Он кивнул, но глаза его говорили: «И вы тоже». Они провели два часа среди бесконечных полотен и все время словно были только вдвоем, как тогда, в вагоне. И когда она не разрешила ему проводить ее домой, он так и застыл под колоннадой. Солнце вливалось сюда уже снизу; голуби чистили перышки; по площади проходили люди, темные и маленькие на фоне львов и огромной колоннады. Он ничего этого не замечал. Нет женщины, подобной ей! Она совсем другая, чем эти светские девушки и дамы! И уж вовсе не похожа на людей полусвета. И не из «современных», у которых на уме только высшее образование да избирательное право… Совсем иная! А он так мало знает о ней. Даже не знает, любила ли она когда-нибудь. Ее муж… где он теперь? Что он для нее? «Неповторимая, молчаливая, непонятная — Она!» Когда она улыбается, когда ее глаза… Но глаза ее слишком живые, чтобы он мог заглянуть в них. Как прекрасна она была, когда с улыбкой на губах рассматривала эти картины! Если бы он мог прикоснуться к ним своими губами! Со вздохом он спустился по серым ступеням и вышел на солнце. Лондон, который в это время года всегда кипит напряженной жизнью, показался ему совершенно пустым. Завтра… Завтра он сможет увидеть ее!
ГЛАВА IV
В воскресенье, после того как к ней приходил Саммерхэй, Джип сидела у вазы с гелиотропами и перебирала в памяти отрывки их разговора…

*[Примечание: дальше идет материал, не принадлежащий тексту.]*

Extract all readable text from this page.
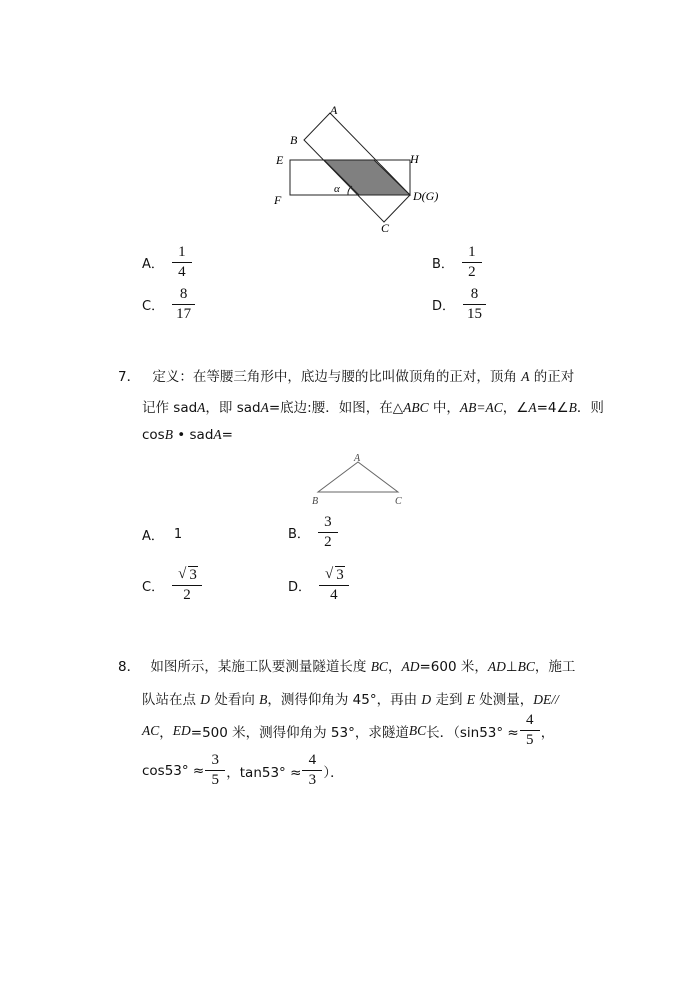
A
B
E	H
F	D(G)
C
α
A． $\frac{1}{4}$	B． $\frac{1}{2}$
C． $\frac{8}{17}$	D． $\frac{8}{15}$
7． 定义：在等腰三角形中，底边与腰的比叫做顶角的正对，顶角 A 的正对
记作 sadA，即 sadA=底边:腰．如图，在△ABC 中，AB=AC，∠A=4∠B．则
cosB • sadA=
A
B	C
A． 1	B． $\frac{3}{2}$
C． $\frac{√ 3}{2}$	D． $\frac{√ 3}{4}$
8． 如图所示，某施工队要测量隧道长度 BC，AD=600 米，AD⊥BC，施工
队站在点 D 处看向 B，测得仰角为 45°，再由 D 走到 E 处测量，DE//
AC ， ED =500 米，测得仰角为 53°，求隧道 BC 长．（$\sin 53^\circ \approx \frac{4}{5}$ ，
$\cos 53^\circ \approx \frac{3}{5}$ ，$\tan 53^\circ \approx \frac{4}{3}$ ）．
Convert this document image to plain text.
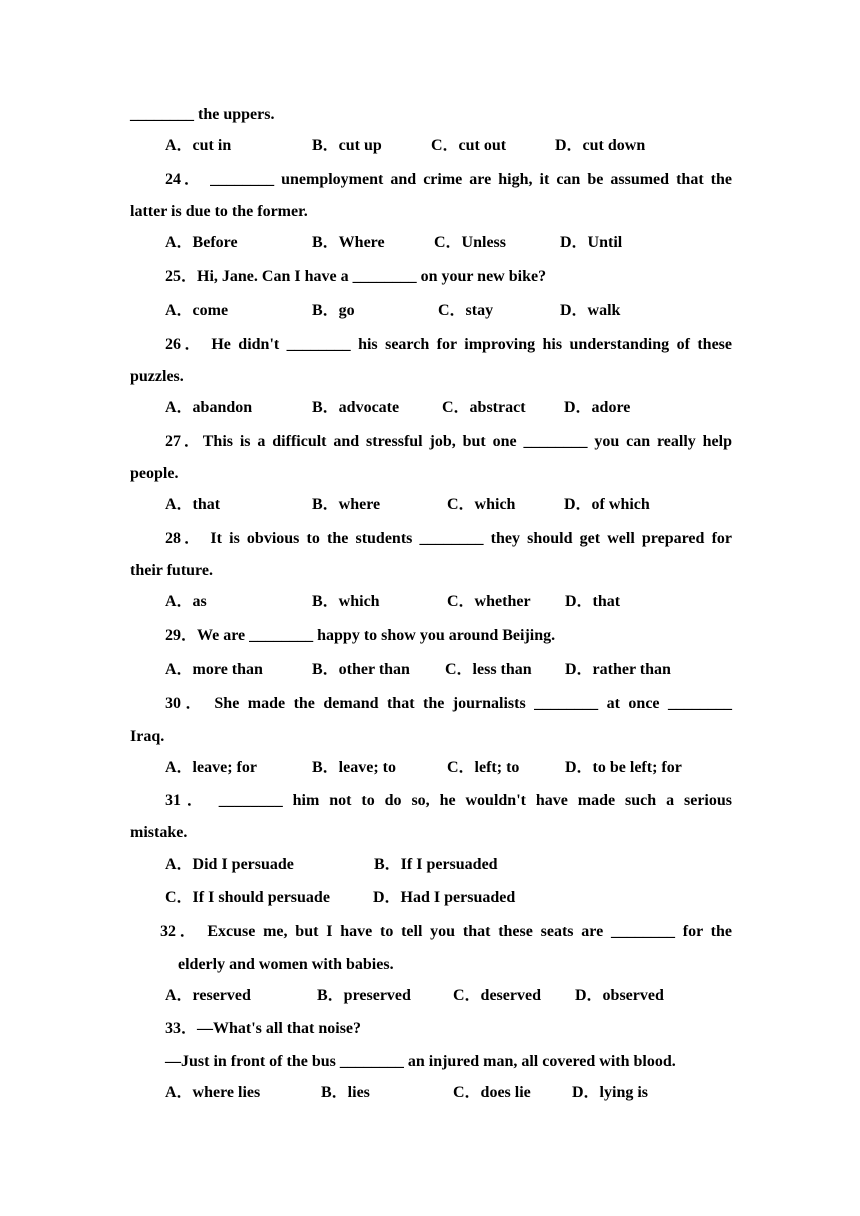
________ the uppers.
A．cut in	B．cut up	C．cut out	D．cut down
24． ________ unemployment and crime are high, it can be assumed that the
latter is due to the former.
A．Before	B．Where	C．Unless	D．Until
25．Hi, Jane. Can I have a ________ on your new bike?
A．come	B．go	C．stay	D．walk
26． He didn't ________ his search for improving his understanding of these
puzzles.
A．abandon	B．advocate	C．abstract D．adore
27．This is a difficult and stressful job, but one ________ you can really help
people.
A．that	B．where	C．which	D．of which
28． It is obvious to the students ________ they should get well prepared for
their future.
A．as	B．which	C．whether D．that
29．We are ________ happy to show you around Beijing.
A．more than	B．other than C．less than D．rather than
30． She made the demand that the journalists ________ at once ________
Iraq.
A．leave; for	B．leave; to	C．left; to	D．to be left; for
31． ________ him not to do so, he wouldn't have made such a serious
mistake.
A．Did I persuade	B．If I persuaded
C．If I should persuade	D．Had I persuaded
32． Excuse me, but I have to tell you that these seats are ________ for the
elderly and women with babies.
A．reserved	B．preserved	C．deserved D．observed
33．—What's all that noise?
—Just in front of the bus ________ an injured man, all covered with blood.
A．where lies	B．lies	C．does lie	D．lying is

«Миссис Фьорсен, расскажите мне о себе».
«А что вы хотите знать?»
«О вашем замужестве».
«Я совершила ужасную ошибку… Пошла против воли отца. Мужа я не видела уже несколько месяцев и никогда не увижу его, если это будет зависеть от меня. Ну что, достаточно?»
«Вы не любите его?»
«Нет».
«А разве вы не можете стать свободной?»
«Бракоразводный процесс! Б-рр. Я не смогла бы».
«Да, я знаю. Это противно!»
И он пожал ее руку так крепко!
Она глубоко вдохнула запах гелиотропа и, подойдя к роялю, стала играть. Играла до тех пор, пока не вернулся отец. За эти девять месяцев, что Джип была с ним, Уинтон как бы даже помолодел: он одевался с некоторой щеголеватостью, и его короткие волосы всегда были напомажены.
— Приходил мистер Саммерхэй, отец. Он очень жалел, что не застал тебя.
Наступило долгое молчание.
— Сомневаюсь, моя дорогая, — сказал он наконец.
Значит, стоит ей подружиться с каким-нибудь мужчиной, как это вызовет подобное молчание! Чувствуя, что отец пристально смотрит на нее, она спросила:
— Приятно было в парке?
— Тридцать лет назад там прогуливались аристократы и снобы, а теперь бог знает, кого там только нет!
— А цветы — красивы?
— О! Да! И птицы тоже. Но, боже милосердный, что за люди, Джип! Скажи мне, что за парень этот молодой Саммерхэй?
— Он очень мил.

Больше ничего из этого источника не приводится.